Quel sens donne Bennabi à ce concept de Raison islamique ?

L’adjectif islamique accolé à la raison n’a pas pour objectif de distinguer une appréhension nouvelle de la raison mais plutôt d’en définir le but dans les mentalités des musulmans actuels. Sa démarche ne relève pas de la philosophie à l’instar, par exemple,  d’Emmanuel Kant qui a voulu déterminer les fondements des usages de la raison dans ses deux célèbres traités, la critique de la raison pure (1781-1787) et la critique de la raison pratique (1788), mais plutôt d’un projet d’éducation intellectuelle.

Arrêtons-nous un instant sur ce que pense Bennabi sur la raison.

Ses réflexions à son sujet sont éparses dans son œuvre. Par exemple, dans le Phénomène coranique, il critique le goût, un « peu trop » prononcé de la technique cartésienne chez le jeune musulman lettré. Il s’attire l’objection de Mohamed Draz dans la préface qu’il consent au livre. L’honorable professeur d’al-Azhar avait craint que ce ne fût un discrédit de Descartes lui-même. Cette crainte était d’autant plus vive que la rationalité était souvent absente des productions intellectuelles et des comportements sociaux des musulmans,  à l’époque de la rédaction de sa préface (1946). Le propos de Bennabi, bien entendu, n’avait rien à voir avec cette crainte et il distinguait nettement Descartes du cartésianisme. Dans Vocation de l’islam, il écrit que « la plante robuste de l’esprit cartésien proliféra jusqu’à se changer parfois en un cartésianisme dangereux ». Il évoque même des « cartésianopolis monstrueuses ».

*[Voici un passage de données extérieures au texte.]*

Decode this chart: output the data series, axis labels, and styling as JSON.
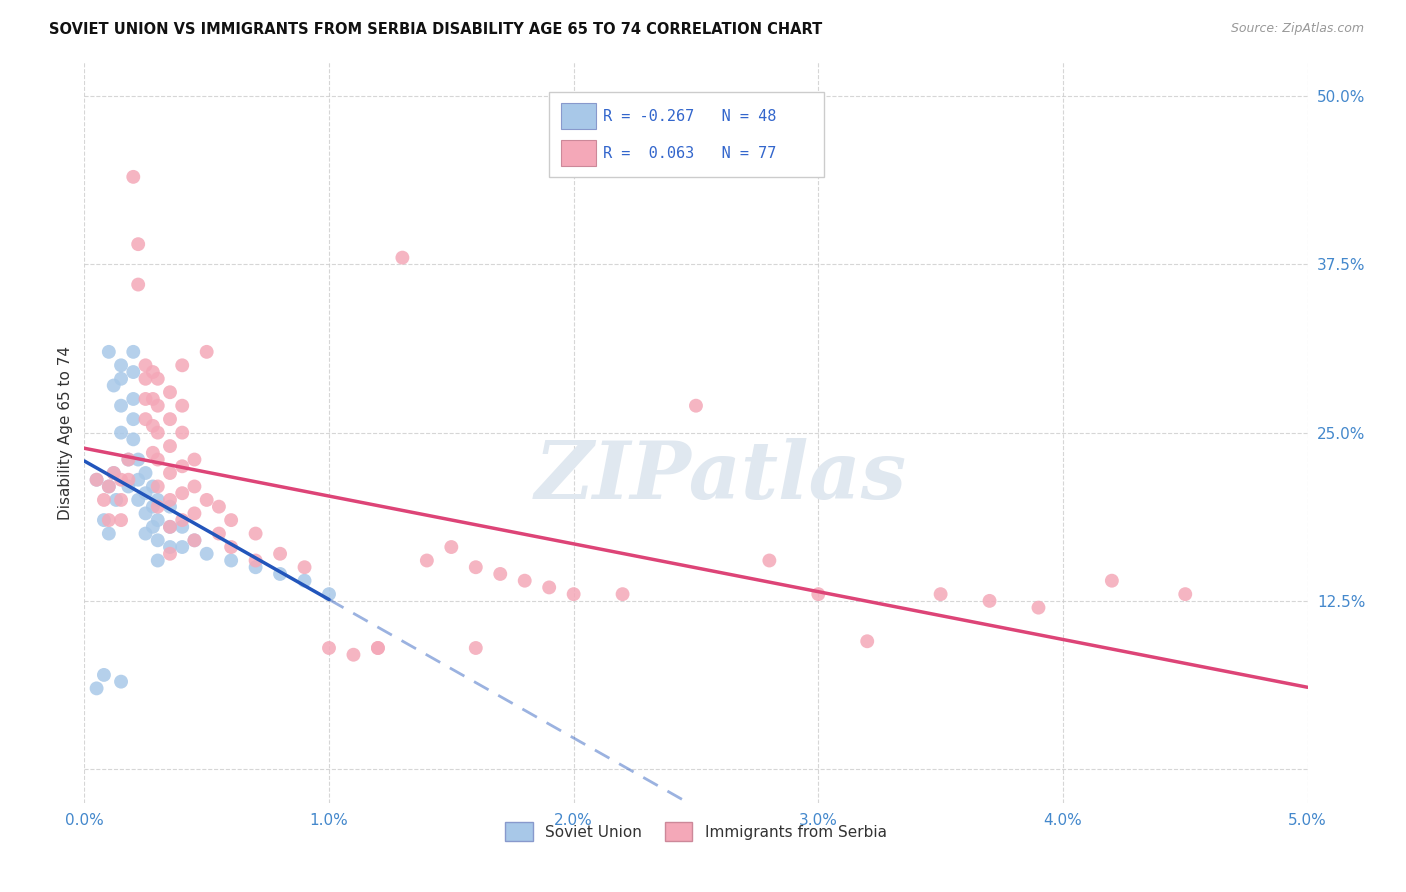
{
  "title": "SOVIET UNION VS IMMIGRANTS FROM SERBIA DISABILITY AGE 65 TO 74 CORRELATION CHART",
  "source": "Source: ZipAtlas.com",
  "ylabel": "Disability Age 65 to 74",
  "legend_blue_label": "Soviet Union",
  "legend_pink_label": "Immigrants from Serbia",
  "R_blue": -0.267,
  "N_blue": 48,
  "R_pink": 0.063,
  "N_pink": 77,
  "blue_color": "#a8c8e8",
  "pink_color": "#f4a8b8",
  "blue_line_color": "#2255bb",
  "pink_line_color": "#dd4477",
  "xmin": 0.0,
  "xmax": 0.05,
  "ymin": -0.025,
  "ymax": 0.525,
  "blue_scatter": [
    [
      0.0005,
      0.215
    ],
    [
      0.0008,
      0.185
    ],
    [
      0.001,
      0.21
    ],
    [
      0.001,
      0.175
    ],
    [
      0.0012,
      0.22
    ],
    [
      0.0013,
      0.2
    ],
    [
      0.0015,
      0.3
    ],
    [
      0.0015,
      0.29
    ],
    [
      0.0015,
      0.27
    ],
    [
      0.0015,
      0.25
    ],
    [
      0.0018,
      0.23
    ],
    [
      0.0018,
      0.21
    ],
    [
      0.002,
      0.31
    ],
    [
      0.002,
      0.295
    ],
    [
      0.002,
      0.275
    ],
    [
      0.002,
      0.26
    ],
    [
      0.002,
      0.245
    ],
    [
      0.0022,
      0.23
    ],
    [
      0.0022,
      0.215
    ],
    [
      0.0022,
      0.2
    ],
    [
      0.0025,
      0.22
    ],
    [
      0.0025,
      0.205
    ],
    [
      0.0025,
      0.19
    ],
    [
      0.0025,
      0.175
    ],
    [
      0.0028,
      0.21
    ],
    [
      0.0028,
      0.195
    ],
    [
      0.0028,
      0.18
    ],
    [
      0.003,
      0.2
    ],
    [
      0.003,
      0.185
    ],
    [
      0.003,
      0.17
    ],
    [
      0.003,
      0.155
    ],
    [
      0.0035,
      0.195
    ],
    [
      0.0035,
      0.18
    ],
    [
      0.0035,
      0.165
    ],
    [
      0.004,
      0.18
    ],
    [
      0.004,
      0.165
    ],
    [
      0.0045,
      0.17
    ],
    [
      0.005,
      0.16
    ],
    [
      0.0005,
      0.06
    ],
    [
      0.0008,
      0.07
    ],
    [
      0.006,
      0.155
    ],
    [
      0.007,
      0.15
    ],
    [
      0.008,
      0.145
    ],
    [
      0.001,
      0.31
    ],
    [
      0.0012,
      0.285
    ],
    [
      0.0015,
      0.065
    ],
    [
      0.009,
      0.14
    ],
    [
      0.01,
      0.13
    ]
  ],
  "pink_scatter": [
    [
      0.0005,
      0.215
    ],
    [
      0.0008,
      0.2
    ],
    [
      0.001,
      0.21
    ],
    [
      0.001,
      0.185
    ],
    [
      0.0012,
      0.22
    ],
    [
      0.0015,
      0.215
    ],
    [
      0.0015,
      0.2
    ],
    [
      0.0015,
      0.185
    ],
    [
      0.0018,
      0.23
    ],
    [
      0.0018,
      0.215
    ],
    [
      0.002,
      0.44
    ],
    [
      0.0022,
      0.39
    ],
    [
      0.0022,
      0.36
    ],
    [
      0.0025,
      0.3
    ],
    [
      0.0025,
      0.29
    ],
    [
      0.0025,
      0.275
    ],
    [
      0.0025,
      0.26
    ],
    [
      0.0028,
      0.295
    ],
    [
      0.0028,
      0.275
    ],
    [
      0.0028,
      0.255
    ],
    [
      0.0028,
      0.235
    ],
    [
      0.003,
      0.29
    ],
    [
      0.003,
      0.27
    ],
    [
      0.003,
      0.25
    ],
    [
      0.003,
      0.23
    ],
    [
      0.003,
      0.21
    ],
    [
      0.003,
      0.195
    ],
    [
      0.0035,
      0.28
    ],
    [
      0.0035,
      0.26
    ],
    [
      0.0035,
      0.24
    ],
    [
      0.0035,
      0.22
    ],
    [
      0.0035,
      0.2
    ],
    [
      0.0035,
      0.18
    ],
    [
      0.0035,
      0.16
    ],
    [
      0.004,
      0.3
    ],
    [
      0.004,
      0.27
    ],
    [
      0.004,
      0.25
    ],
    [
      0.004,
      0.225
    ],
    [
      0.004,
      0.205
    ],
    [
      0.004,
      0.185
    ],
    [
      0.0045,
      0.23
    ],
    [
      0.0045,
      0.21
    ],
    [
      0.0045,
      0.19
    ],
    [
      0.0045,
      0.17
    ],
    [
      0.005,
      0.31
    ],
    [
      0.005,
      0.2
    ],
    [
      0.0055,
      0.195
    ],
    [
      0.0055,
      0.175
    ],
    [
      0.006,
      0.185
    ],
    [
      0.006,
      0.165
    ],
    [
      0.007,
      0.175
    ],
    [
      0.007,
      0.155
    ],
    [
      0.008,
      0.16
    ],
    [
      0.009,
      0.15
    ],
    [
      0.01,
      0.09
    ],
    [
      0.011,
      0.085
    ],
    [
      0.012,
      0.09
    ],
    [
      0.013,
      0.38
    ],
    [
      0.014,
      0.155
    ],
    [
      0.015,
      0.165
    ],
    [
      0.016,
      0.15
    ],
    [
      0.017,
      0.145
    ],
    [
      0.018,
      0.14
    ],
    [
      0.019,
      0.135
    ],
    [
      0.02,
      0.13
    ],
    [
      0.022,
      0.13
    ],
    [
      0.025,
      0.27
    ],
    [
      0.028,
      0.155
    ],
    [
      0.03,
      0.13
    ],
    [
      0.032,
      0.095
    ],
    [
      0.035,
      0.13
    ],
    [
      0.037,
      0.125
    ],
    [
      0.039,
      0.12
    ],
    [
      0.042,
      0.14
    ],
    [
      0.045,
      0.13
    ],
    [
      0.012,
      0.09
    ],
    [
      0.016,
      0.09
    ]
  ],
  "background_color": "#ffffff",
  "grid_color": "#cccccc"
}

En affectant un degré absolu à la méthode cartésienne, « on ne s’est pas préoccupé de la finalité, mais de la seule causalité ». Cette démarche aboutit à déifier la raison et à nier toute approche transcendantale au risque de saper toute connaissance. La Révolution française devait porter cette inclination à son aboutissement extrême dans le ridicule culte rendu à la Déesse Raison. La prévention de Bennabi devait s’avérer prémonitoire puisque le postmodernisme, qui devait voir le jour après la disparition de Bennabi, en arrive à détruire les fondements de la raison et de la science comme le montre Mohamed Tahir Messawi dans sa remarquable étude sur le Phénomène coranique, datée de 2006 et qui a servi d’introduction à l’édition du livre en 2008. En effet, Bennabi devait écrire dans Vocation de l’islam : « Et quand [le] renversement [des valeurs morales] a lieu, l’édifice social – ne pouvant tenir uniquement par les étais de la technique, de la science et de la raison- doit s’écrouler car seule l’âme permet à l’humanité de s’élever ».

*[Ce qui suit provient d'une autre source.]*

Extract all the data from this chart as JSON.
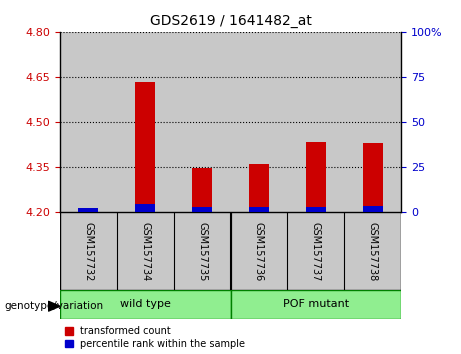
{
  "title": "GDS2619 / 1641482_at",
  "samples": [
    "GSM157732",
    "GSM157734",
    "GSM157735",
    "GSM157736",
    "GSM157737",
    "GSM157738"
  ],
  "red_tops": [
    4.213,
    4.635,
    4.347,
    4.36,
    4.435,
    4.43
  ],
  "blue_tops": [
    4.215,
    4.228,
    4.218,
    4.217,
    4.218,
    4.22
  ],
  "baseline": 4.2,
  "ylim_left": [
    4.2,
    4.8
  ],
  "ylim_right": [
    0,
    100
  ],
  "left_ticks": [
    4.2,
    4.35,
    4.5,
    4.65,
    4.8
  ],
  "right_ticks": [
    0,
    25,
    50,
    75,
    100
  ],
  "right_tick_labels": [
    "0",
    "25",
    "50",
    "75",
    "100%"
  ],
  "red_color": "#cc0000",
  "blue_color": "#0000cc",
  "bar_bg_color": "#c8c8c8",
  "group_bg_color": "#90ee90",
  "group_border_color": "#008000",
  "groups": [
    {
      "label": "wild type",
      "samples": [
        0,
        1,
        2
      ]
    },
    {
      "label": "POF mutant",
      "samples": [
        3,
        4,
        5
      ]
    }
  ],
  "bar_width": 0.35,
  "grid_color": "black",
  "left_tick_color": "#cc0000",
  "right_tick_color": "#0000cc",
  "legend_red_label": "transformed count",
  "legend_blue_label": "percentile rank within the sample",
  "genotype_label": "genotype/variation"
}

Kant dans les livres précités a montré les différences entre les connaissances a priori des sciences exactes et celles a postériori de la métaphysique. La différence venant de la possibilité de l’expérience dans le premier cas et son impossibilité dans le second. Par là-même, il définit le champ d’action de la raison.

Revenons maintenant au projet intellectuel de Bennabi sur la Raison islamique.

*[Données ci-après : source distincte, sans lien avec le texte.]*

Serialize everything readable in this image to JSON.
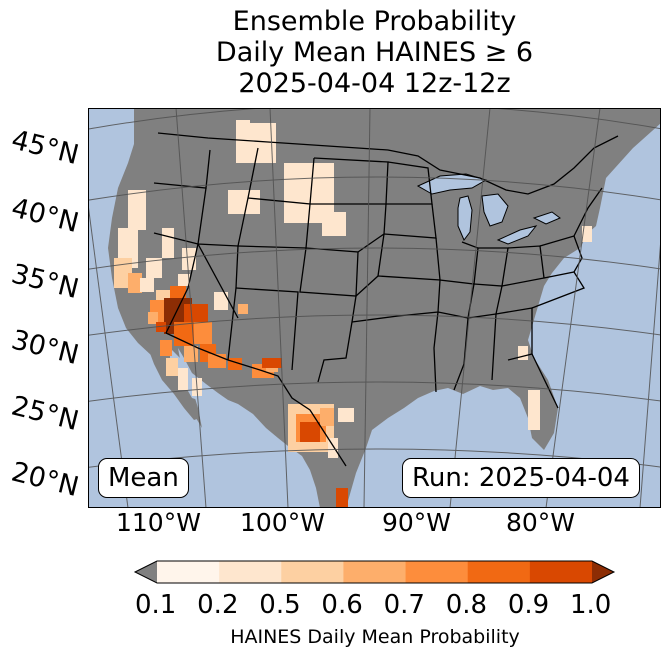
{
  "title": {
    "line1": "Ensemble Probability",
    "line2": "Daily Mean HAINES ≥ 6",
    "line3": "2025-04-04 12z-12z"
  },
  "map": {
    "region": "Continental United States",
    "ocean_color": "#b0c4de",
    "land_color": "#808080",
    "graticule_color": "#505050",
    "latitude_labels": [
      "45°N",
      "40°N",
      "35°N",
      "30°N",
      "25°N",
      "20°N"
    ],
    "longitude_labels": [
      "110°W",
      "100°W",
      "90°W",
      "80°W"
    ],
    "mean_label": "Mean",
    "run_label": "Run: 2025-04-04"
  },
  "colorbar": {
    "ticks": [
      "0.1",
      "0.2",
      "0.5",
      "0.6",
      "0.7",
      "0.8",
      "0.9",
      "1.0"
    ],
    "colors": [
      "#fff5eb",
      "#fee6ce",
      "#fdd0a2",
      "#fdae6b",
      "#fd8d3c",
      "#f16913",
      "#d94801",
      "#8c2d04"
    ],
    "under_color": "#808080",
    "label": "HAINES Daily Mean Probability"
  }
}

Il part du constat de l’archaïsme actuel de la raison dans le monde musulman, archaïsme dû à la décadence de la civilisation islamique engendrant une culture stérile dont les musulmans, malgré de nombreuses tentatives, n’arrivent toujours pas à la renouveler en lui donnant son efficacité sociale.

Il nous donne les fondements pour y mettre fin et pose les jalons pour l’édification d’une nouvelle raison.

     « … l’islam est une vision du monde à partir de laquelle se construit une certaine théorie de l’Homme, de la vie et de l’univers. Toute la matière première nécessaire pour l’élaboration d’une théorie de la connaissance et d’une épistémologie propre à l’islam. C’est la condition fondamentale pour une créativité critique ouverte et originale.

     Une telle épistémologie est non seulement possible mais elle constitue le socle sur lequel se construit et se développe toute pensée critique et toute réforme. C’est ce qui nous permet peut-être  enfin de structurer les a priori d’une Raison islamique. »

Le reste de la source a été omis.